New technology means that X-ray detectors could one day effectively be printed onto any suitable surface. So they could be made curved to wrap around the part of the patient’s body being scanned to produce a much more accurate image. And this future is now a step closer thanks to recent advances and several researches that are taking place in the market. Today, many X-ray images are created by firing the rays onto a digital detector rather than photographic film. These detectors convert the X-rays into electrical charges and a computer converts these into a digital image. Many industries have benefitted from this massive leap from X-ray film because it has enabled the creation of more detailed images that can be viewed in real time. But the solid detectors are also rigid and flat and so limited. By contrast, the human body naturally consists of curved surfaces. And firing X-rays through a curved object onto a flat detector can cause errors. This can lead to a cancer misdiagnosis or a patient being given the wrong dose of radiotherapy. Overexposing someone to X-rays can also cause tissue damage and even the growth of secondary tumors.

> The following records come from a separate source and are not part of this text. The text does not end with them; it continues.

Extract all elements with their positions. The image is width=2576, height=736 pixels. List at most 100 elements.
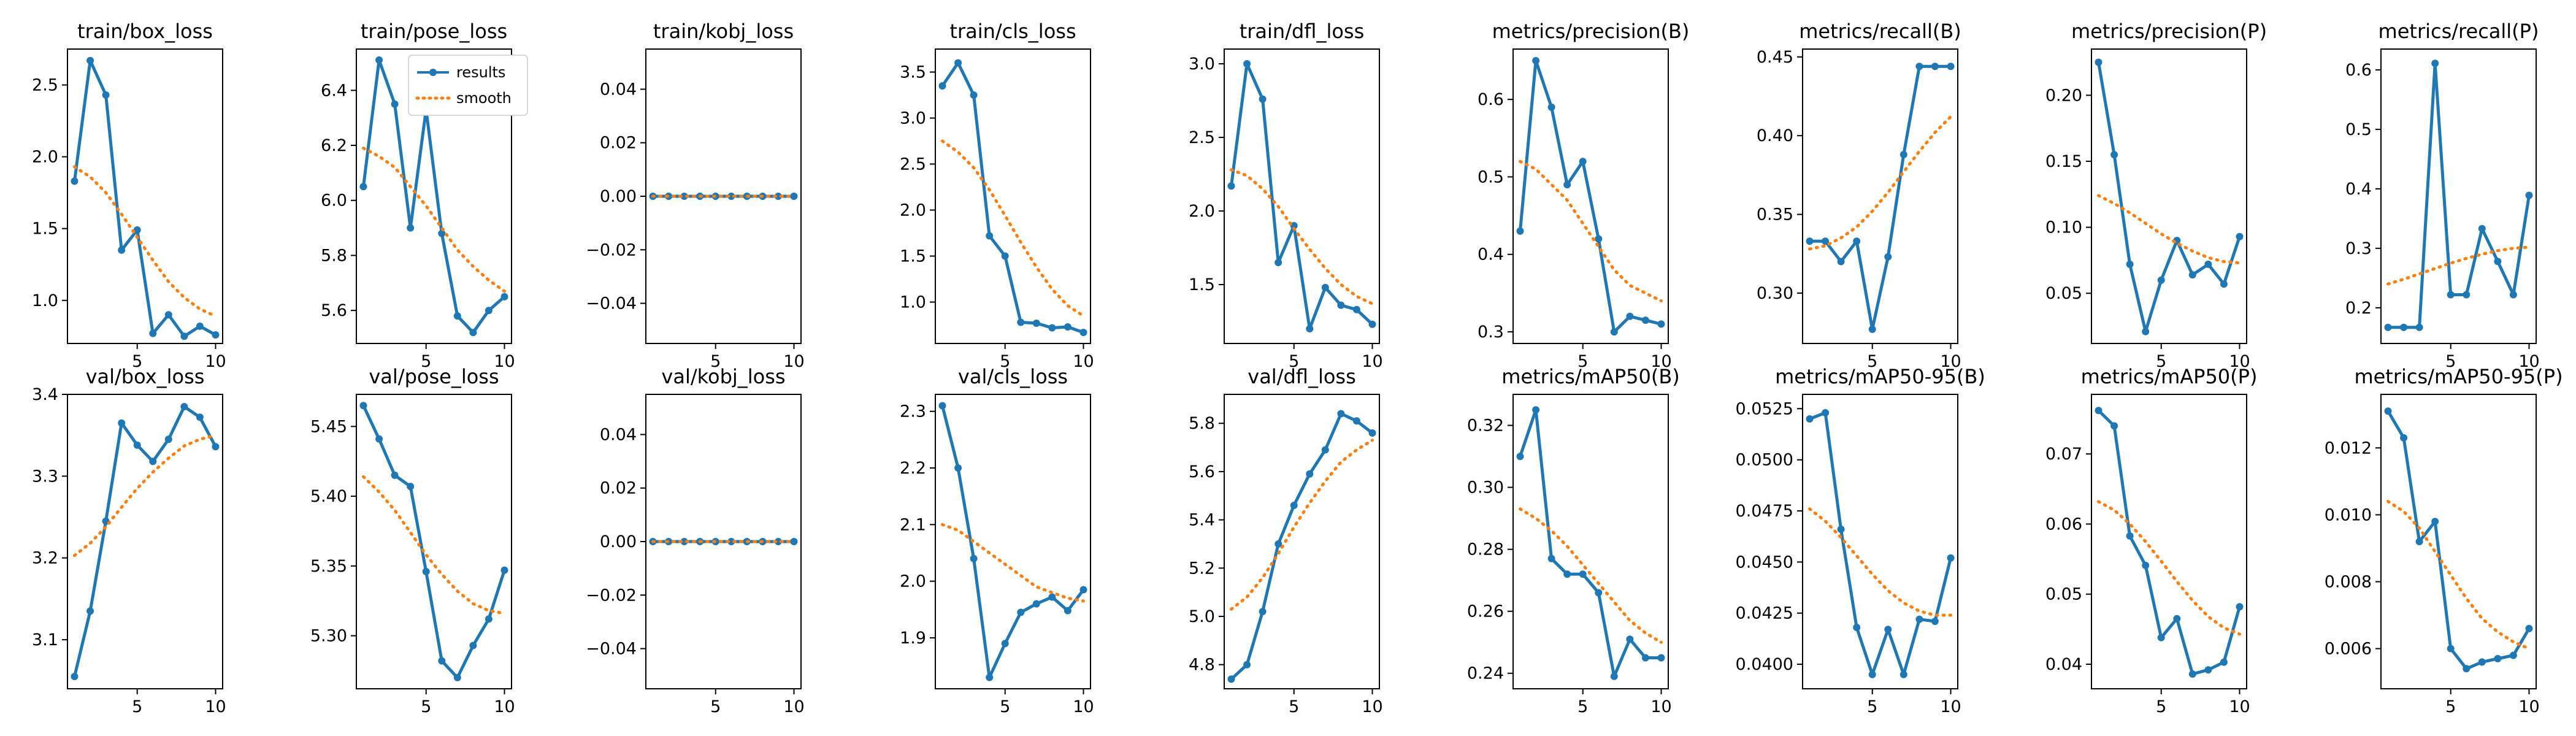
x-tick-label: 10: [2229, 697, 2250, 716]
results-point: [1516, 227, 1524, 235]
results-point: [1243, 60, 1251, 67]
results-point: [149, 329, 157, 337]
y-tick-label: 0.07: [2045, 445, 2082, 464]
results-point: [212, 331, 220, 339]
y-tick-label: 3.2: [32, 549, 58, 568]
results-point: [1321, 283, 1329, 291]
results-point: [1595, 235, 1603, 243]
smooth-series-line: [1808, 115, 1952, 251]
results-point: [2220, 280, 2228, 288]
results-point: [1352, 305, 1360, 313]
y-tick-label: 0.32: [1467, 416, 1504, 435]
results-point: [86, 56, 94, 64]
results-series-line: [362, 405, 506, 680]
results-point: [1563, 570, 1571, 578]
x-tick-label: 5: [2156, 697, 2166, 716]
axes-frame: [2091, 394, 2247, 689]
results-series-line: [1809, 64, 1951, 331]
results-point: [2236, 603, 2244, 611]
x-tick-label: 5: [2445, 352, 2456, 371]
results-series-line: [941, 405, 1085, 679]
results-point: [938, 82, 946, 90]
results-point: [1610, 672, 1618, 680]
results-point: [453, 312, 461, 320]
x-tick-label: 5: [1867, 352, 1877, 371]
y-tick-label: 0.3: [2345, 239, 2372, 258]
y-tick-label: 5.35: [310, 557, 347, 576]
results-point: [2173, 615, 2181, 623]
subplot-title: metrics/recall(B): [1799, 20, 1961, 43]
subplot: train/cls_loss 5 10 1.0 1.5 2.0 2.5 3.0 3.5: [900, 20, 1094, 371]
results-point: [954, 464, 962, 472]
results-point: [2204, 666, 2212, 674]
results-point: [407, 483, 415, 491]
subplot-title: metrics/mAP50(P): [2081, 365, 2258, 388]
results-point: [1610, 328, 1618, 336]
y-tick-label: 2.5: [900, 155, 926, 174]
results-point: [1822, 237, 1830, 245]
y-tick-label: 6.0: [321, 191, 347, 210]
subplot: metrics/mAP50(P) 5 10 0.04 0.05 0.06 0.07: [2045, 365, 2258, 716]
y-tick-label: 5.6: [321, 301, 347, 320]
y-tick-label: 0.4: [1478, 245, 1504, 264]
results-series-line: [1519, 408, 1662, 678]
results-point: [1368, 320, 1376, 328]
results-point: [2095, 407, 2103, 415]
y-tick-label: 0.40: [1757, 126, 1793, 145]
y-tick-label: 3.4: [32, 385, 58, 404]
axes-frame: [935, 394, 1091, 689]
subplot: train/box_loss 5 10 1.0 1.5 2.0 2.5: [32, 20, 226, 371]
results-point: [102, 91, 110, 99]
results-point: [375, 435, 383, 443]
results-point: [118, 419, 126, 427]
y-tick-label: −0.04: [586, 640, 637, 659]
y-tick-label: 0.008: [2325, 572, 2372, 591]
results-point: [1306, 325, 1314, 332]
results-series-line: [73, 405, 217, 677]
y-tick-label: 3.3: [32, 467, 58, 486]
x-tick-label: 5: [710, 352, 721, 371]
y-tick-label: 0.006: [2325, 640, 2372, 659]
results-point: [485, 307, 493, 315]
y-tick-label: 0.04: [600, 80, 637, 99]
results-point: [2126, 532, 2134, 540]
y-tick-label: 0.26: [1467, 602, 1504, 621]
results-point: [1227, 675, 1235, 683]
axes-frame: [2091, 48, 2247, 344]
y-tick-label: 0.0400: [1736, 655, 1793, 674]
y-tick-label: 1.5: [32, 220, 58, 239]
results-point: [1947, 554, 1955, 562]
results-point: [2188, 271, 2196, 279]
x-tick-label: 10: [2518, 352, 2539, 371]
smooth-series-line: [941, 523, 1085, 603]
y-tick-label: 0.04: [600, 425, 637, 444]
results-point: [2400, 323, 2408, 331]
y-tick-label: 2.0: [32, 148, 58, 167]
legend: results smooth: [408, 55, 528, 116]
x-tick-label: 5: [1000, 352, 1010, 371]
axes-frame: [356, 48, 512, 344]
results-point: [774, 538, 782, 545]
y-tick-label: 1.0: [32, 291, 58, 310]
results-point: [986, 232, 994, 240]
results-point: [2463, 291, 2471, 299]
subplot: metrics/precision(B) 5 10 0.3 0.4 0.5 0.6: [1478, 20, 1689, 371]
results-point: [2188, 670, 2196, 678]
results-point: [1079, 586, 1087, 594]
y-tick-label: 5.8: [321, 246, 347, 265]
subplot: val/box_loss 5 10 3.1 3.2 3.3 3.4: [32, 365, 226, 716]
y-tick-label: 3.0: [1189, 55, 1215, 74]
x-tick-label: 10: [783, 352, 804, 371]
y-tick-label: 0.15: [2045, 152, 2082, 171]
y-tick-label: 1.9: [900, 629, 926, 648]
y-tick-label: 0.02: [600, 479, 637, 498]
y-tick-label: 0.45: [1757, 48, 1793, 67]
x-tick-label: 10: [494, 697, 515, 716]
y-tick-label: 0.5: [2345, 120, 2372, 139]
results-point: [1547, 103, 1555, 111]
results-point: [727, 538, 735, 545]
results-point: [790, 193, 798, 200]
y-tick-label: 1.5: [1189, 275, 1215, 294]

All these applications would benefit from the creation of more flexible digital X-ray detectors. And it looks as if there might finally be a solution. Researchers are now demonstrating one of the world’s first curved plastic X-ray imager. Some have also developed a way to create detectors using a special ink that can be deposited on a surface to create an X-ray sensitive film. The ink contains nanoparticles that can stop the incoming X-rays and generate an electrical charge and organic material that carries the charge to a set of electrodes. It can be coated or printed onto any suitable surface of any size and only needs to be several micrometers thick, less than a sheet of paper. As a result, it is now possible to create large, flexible X-ray detectors powered using only a couple of coin cell batteries.

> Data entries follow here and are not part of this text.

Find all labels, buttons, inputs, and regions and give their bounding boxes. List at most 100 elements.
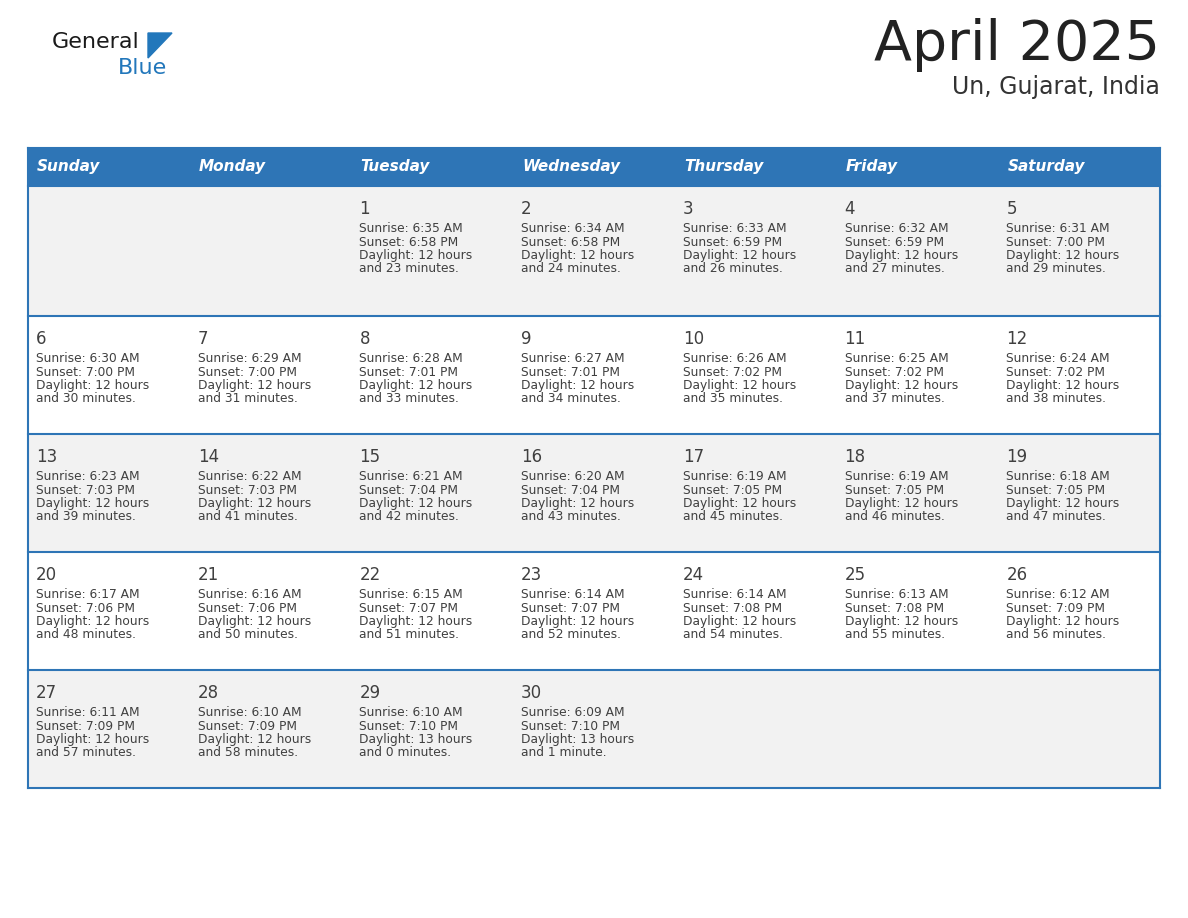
Text: 30: 30 [522,684,542,702]
Text: Sunset: 7:01 PM: Sunset: 7:01 PM [360,365,459,378]
Text: Monday: Monday [198,160,266,174]
Text: Sunset: 7:05 PM: Sunset: 7:05 PM [1006,484,1105,497]
Text: and 30 minutes.: and 30 minutes. [36,393,135,406]
Text: 29: 29 [360,684,380,702]
Text: Sunrise: 6:16 AM: Sunrise: 6:16 AM [197,588,302,601]
Text: and 56 minutes.: and 56 minutes. [1006,629,1106,642]
Text: Daylight: 12 hours: Daylight: 12 hours [1006,615,1119,628]
Text: Daylight: 12 hours: Daylight: 12 hours [683,615,796,628]
Text: Sunrise: 6:25 AM: Sunrise: 6:25 AM [845,352,948,365]
Text: Daylight: 12 hours: Daylight: 12 hours [197,497,311,510]
Text: 9: 9 [522,330,532,348]
Text: and 43 minutes.: and 43 minutes. [522,510,621,523]
Text: Daylight: 12 hours: Daylight: 12 hours [360,615,473,628]
Text: and 55 minutes.: and 55 minutes. [845,629,944,642]
Text: Sunrise: 6:35 AM: Sunrise: 6:35 AM [360,222,463,235]
Text: Sunset: 7:06 PM: Sunset: 7:06 PM [36,601,135,614]
Text: Sunrise: 6:32 AM: Sunrise: 6:32 AM [845,222,948,235]
Text: and 23 minutes.: and 23 minutes. [360,263,460,275]
Text: 16: 16 [522,448,542,466]
Text: and 41 minutes.: and 41 minutes. [197,510,297,523]
Text: Sunset: 7:06 PM: Sunset: 7:06 PM [197,601,297,614]
Text: and 1 minute.: and 1 minute. [522,746,607,759]
Text: Daylight: 13 hours: Daylight: 13 hours [522,733,634,746]
Text: Saturday: Saturday [1007,160,1085,174]
Text: 25: 25 [845,566,866,584]
Text: and 33 minutes.: and 33 minutes. [360,393,460,406]
Text: Sunrise: 6:11 AM: Sunrise: 6:11 AM [36,706,140,719]
Text: Sunset: 7:03 PM: Sunset: 7:03 PM [36,484,135,497]
Text: and 47 minutes.: and 47 minutes. [1006,510,1106,523]
Text: 15: 15 [360,448,380,466]
Text: 18: 18 [845,448,866,466]
Text: 11: 11 [845,330,866,348]
Text: 28: 28 [197,684,219,702]
Text: Sunrise: 6:13 AM: Sunrise: 6:13 AM [845,588,948,601]
Text: Sunset: 7:09 PM: Sunset: 7:09 PM [197,720,297,733]
Text: 14: 14 [197,448,219,466]
Text: Sunrise: 6:27 AM: Sunrise: 6:27 AM [522,352,625,365]
Text: 21: 21 [197,566,219,584]
Text: Sunrise: 6:33 AM: Sunrise: 6:33 AM [683,222,786,235]
Text: and 48 minutes.: and 48 minutes. [36,629,135,642]
Text: and 39 minutes.: and 39 minutes. [36,510,135,523]
Text: 1: 1 [360,200,369,218]
Text: Daylight: 12 hours: Daylight: 12 hours [683,249,796,262]
Bar [29,670,1159,788]
Text: Daylight: 12 hours: Daylight: 12 hours [36,497,150,510]
Text: and 29 minutes.: and 29 minutes. [1006,263,1106,275]
Text: and 37 minutes.: and 37 minutes. [845,393,944,406]
Text: Daylight: 12 hours: Daylight: 12 hours [522,249,634,262]
Text: Sunrise: 6:23 AM: Sunrise: 6:23 AM [36,470,140,483]
Text: and 27 minutes.: and 27 minutes. [845,263,944,275]
Text: Sunrise: 6:24 AM: Sunrise: 6:24 AM [1006,352,1110,365]
Text: Sunday: Sunday [37,160,100,174]
Text: Sunrise: 6:21 AM: Sunrise: 6:21 AM [360,470,463,483]
Text: Sunset: 7:10 PM: Sunset: 7:10 PM [360,720,459,733]
Text: Sunset: 7:08 PM: Sunset: 7:08 PM [683,601,782,614]
Text: and 35 minutes.: and 35 minutes. [683,393,783,406]
Bar [29,186,1159,316]
Text: 19: 19 [1006,448,1028,466]
Text: Sunrise: 6:09 AM: Sunrise: 6:09 AM [522,706,625,719]
Text: Sunrise: 6:31 AM: Sunrise: 6:31 AM [1006,222,1110,235]
Text: and 31 minutes.: and 31 minutes. [197,393,297,406]
Text: Sunrise: 6:10 AM: Sunrise: 6:10 AM [360,706,463,719]
Text: 20: 20 [36,566,57,584]
Text: 13: 13 [36,448,57,466]
Text: and 58 minutes.: and 58 minutes. [197,746,298,759]
Bar [29,552,1159,670]
Text: Daylight: 12 hours: Daylight: 12 hours [36,733,150,746]
Text: and 57 minutes.: and 57 minutes. [36,746,135,759]
Text: Un, Gujarat, India: Un, Gujarat, India [952,75,1159,99]
Text: Sunrise: 6:26 AM: Sunrise: 6:26 AM [683,352,786,365]
Text: Sunrise: 6:14 AM: Sunrise: 6:14 AM [683,588,786,601]
Text: Daylight: 12 hours: Daylight: 12 hours [360,379,473,392]
Text: Sunrise: 6:12 AM: Sunrise: 6:12 AM [1006,588,1110,601]
Text: Daylight: 12 hours: Daylight: 12 hours [845,615,958,628]
Text: Sunset: 7:02 PM: Sunset: 7:02 PM [683,365,782,378]
Text: April 2025: April 2025 [874,18,1159,72]
Text: Wednesday: Wednesday [523,160,620,174]
Text: Sunset: 6:59 PM: Sunset: 6:59 PM [683,236,782,249]
Text: and 34 minutes.: and 34 minutes. [522,393,621,406]
Text: Daylight: 12 hours: Daylight: 12 hours [36,615,150,628]
Text: Daylight: 12 hours: Daylight: 12 hours [522,615,634,628]
Text: Sunset: 7:07 PM: Sunset: 7:07 PM [522,601,620,614]
Text: Daylight: 12 hours: Daylight: 12 hours [197,615,311,628]
Text: 5: 5 [1006,200,1017,218]
Text: Tuesday: Tuesday [360,160,430,174]
Text: Daylight: 12 hours: Daylight: 12 hours [845,379,958,392]
Bar [29,148,1159,186]
Text: 6: 6 [36,330,46,348]
Bar [29,434,1159,552]
Text: Sunset: 7:05 PM: Sunset: 7:05 PM [683,484,782,497]
Text: Sunrise: 6:18 AM: Sunrise: 6:18 AM [1006,470,1110,483]
Text: Sunset: 6:59 PM: Sunset: 6:59 PM [845,236,943,249]
Text: Sunset: 7:09 PM: Sunset: 7:09 PM [36,720,135,733]
Text: Sunrise: 6:34 AM: Sunrise: 6:34 AM [522,222,625,235]
Text: Daylight: 12 hours: Daylight: 12 hours [845,497,958,510]
Text: 24: 24 [683,566,704,584]
Text: Daylight: 12 hours: Daylight: 12 hours [1006,497,1119,510]
Text: 27: 27 [36,684,57,702]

Alternatively, manufacturers could create portable X-ray detectors that, coupled with portable X-ray sources, could fit into ambulances and be used to make diagnoses on the road and not just in hospitals. And improving the resolution of the images could allow the technology to be used for detecting cancer. Researchers are also working to create detectors that can work with lower X-ray doses, to minimize the amount of radiation that patients and operators are exposed to. This will require identifying materials that are more sensitive to X-rays so that a better response can be achieved with a lower dose. This technology has such exciting potential to revolutionize current imaging techniques and where this would take the industry is only limited by imagination.

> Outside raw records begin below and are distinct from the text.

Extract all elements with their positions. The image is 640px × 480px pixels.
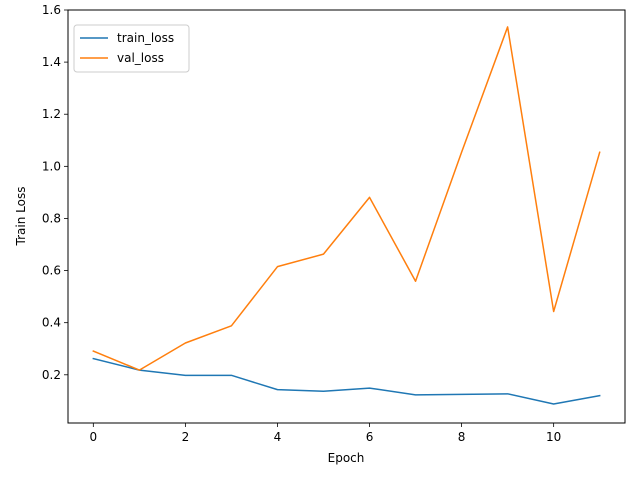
- y-tick-label: 0.4: [42, 316, 61, 330]
- y-tick-label: 0.6: [42, 264, 61, 278]
- y-axis-title: Train Loss: [14, 187, 28, 247]
- x-tick-label: 10: [546, 430, 561, 444]
- x-tick-label: 6: [366, 430, 374, 444]
- x-tick-label: 8: [458, 430, 466, 444]
- legend-box: [73, 24, 190, 73]
- y-axis: 0.2 0.4 0.6 0.8 1.0 1.2 1.4 1.6: [42, 3, 68, 382]
- y-tick-label: 1.0: [42, 159, 61, 173]
- plot-area: [92, 26, 601, 405]
- y-tick-label: 1.2: [42, 107, 61, 121]
- legend-label-val-loss: val_loss: [117, 51, 164, 65]
- series-line-val-loss: [92, 26, 601, 371]
- y-tick-label: 1.4: [42, 55, 61, 69]
- series-line-train-loss: [92, 357, 601, 405]
- x-tick-label: 0: [89, 430, 97, 444]
- y-tick-label: 1.6: [42, 3, 61, 17]
- x-axis: 0 2 4 6 8 10: [89, 423, 561, 444]
- x-axis-title: Epoch: [328, 451, 365, 465]
- y-tick-label: 0.8: [42, 211, 61, 225]
- legend: train_loss val_loss: [73, 24, 190, 73]
- legend-label-train-loss: train_loss: [117, 31, 174, 45]
- x-tick-label: 2: [182, 430, 190, 444]
- x-tick-label: 4: [274, 430, 282, 444]
- y-tick-label: 0.2: [42, 368, 61, 382]
- axes-frame: [67, 9, 626, 424]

In 1895, few could imagine the significant inroads that advanced radiology would make! Today, it is difficult to imagine the inroads that clinical radiology will make going forward. While the technology has grown ever-more precise, the fundamental principle of harnessing X-rays to produce images for human analysis has largely stayed the same. However, the quality of medical images will continue to improve, providing greater detail than ever before. Greater detail means that more anatomic information will be available to clinicians. This information will prove easier to access with software developments like enterprise imaging. The industry is on the precipice of a new medical imaging revolution, one that puts the X factor back in the X-ray!